Há uma expectativa comum quando se fala em reinvenção de Projetos de Capital e Infraestrutura: a de que o avanço vem de ferramentas mais sofisticadas, como IA, automação e plataformas de dados integradas. Essas tecnologias importam, e importam muito. Mas colocá-las no centro da equação é um erro de diagnóstico.
O que determina se um projeto complexo entrega valor tem menos a ver com a tecnologia disponível e mais com a capacidade de conectar pessoas, áreas, empresas e dados em torno de um objetivo comum, como resume David Elio, Líder para a Reinvenção de Projetos de Capital para a América Latina na Accenture.

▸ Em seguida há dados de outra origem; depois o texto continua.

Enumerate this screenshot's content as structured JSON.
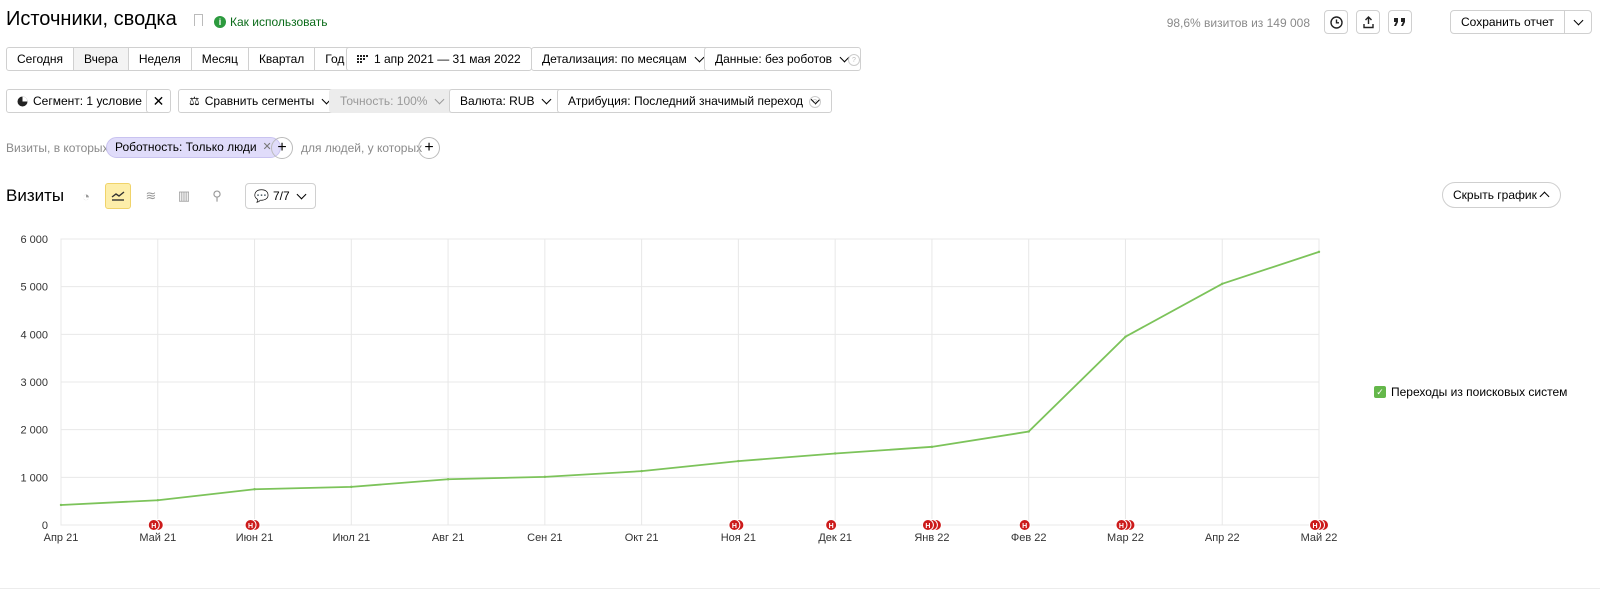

A seguir, entendemos por que essa fragmentação acontece e o que de fato leva um projeto complexo a entregar valor.
Por que ferramentas sozinhas não resolvem a fragmentação em Projetos de Capital
Projetos de Capital e Infraestrutura raramente falham por falta de ferramentas. Falham porque diferentes frentes, como engenharia, suprimentos, execução, cliente e fornecedores, operam de forma fragmentada, cada uma otimizando sua própria parte sem visão do todo.
Dados ficam espalhados em sistemas que não conversam entre si, e decisões acabam sendo tomadas com informação incompleta, porque a informação certa está em outra área, com outro dono, em outro formato. Automatizar esse tipo de processo não resolve o problema, apenas faz a fragmentação acontecer mais rápido.
Conexão entre pessoas e dados: a chave da reinvenção
Essa é a lógica que David resumiu de forma direta ao comentar a integração das capacidades de planejamento e execução da Verum Partners, Part Of Accenture com a capacidade tecnológica e de escala da Accenture:
“Sistemas complexos não são simplificados pela fragmentação. São simplificados pela conexão.”
A frase resume algo que a experiência prática em projetos confirma com frequência: o ganho real vem de ter uma fonte única da verdade, um ambiente em que pessoas, áreas, empresas e dados operam de forma colaborativa, e não simplesmente de acumular mais dados ou mais ferramentas.
O papel da expertise humana na reinvenção de projetos
A tecnologia segue tendo um papel central nesse processo: é ela que viabiliza a conexão em escala, permitindo que informações de diferentes frentes cheguem a quem precisa delas no momento certo. A decisão sobre o que conectar, como priorizar e qual problema resolver primeiro, no entanto, continua dependendo de leitura de contexto, gestão de relacionamento entre partes interessadas e julgamento sobre riscos que nenhum dashboard capta sozinho.
David também descreve, como essa combinação deveria operar na prática: um ambiente com diretrizes claras, mas também com espaço real para que os times desafiem modelos estabelecidos e proponham soluções, ou seja, autonomia com alinhamento, sem depender de controle centralizado ou de execução isolada.
Reinvenção na prática: por onde começar
Para quem lidera projetos do setor, a pergunta mais útil costuma ser outra: qual fragmentação estamos tentando resolver, e qual conexão entre pessoas e dados vai de fato resolvê-la? A tecnologia entra como acelerador do processo.
Reinvenção, nesse sentido, significa dar à expertise humana um ambiente conectado o suficiente para operar em toda a sua capacidade, com apoio da tecnologia, mas sem depender dela para pensar.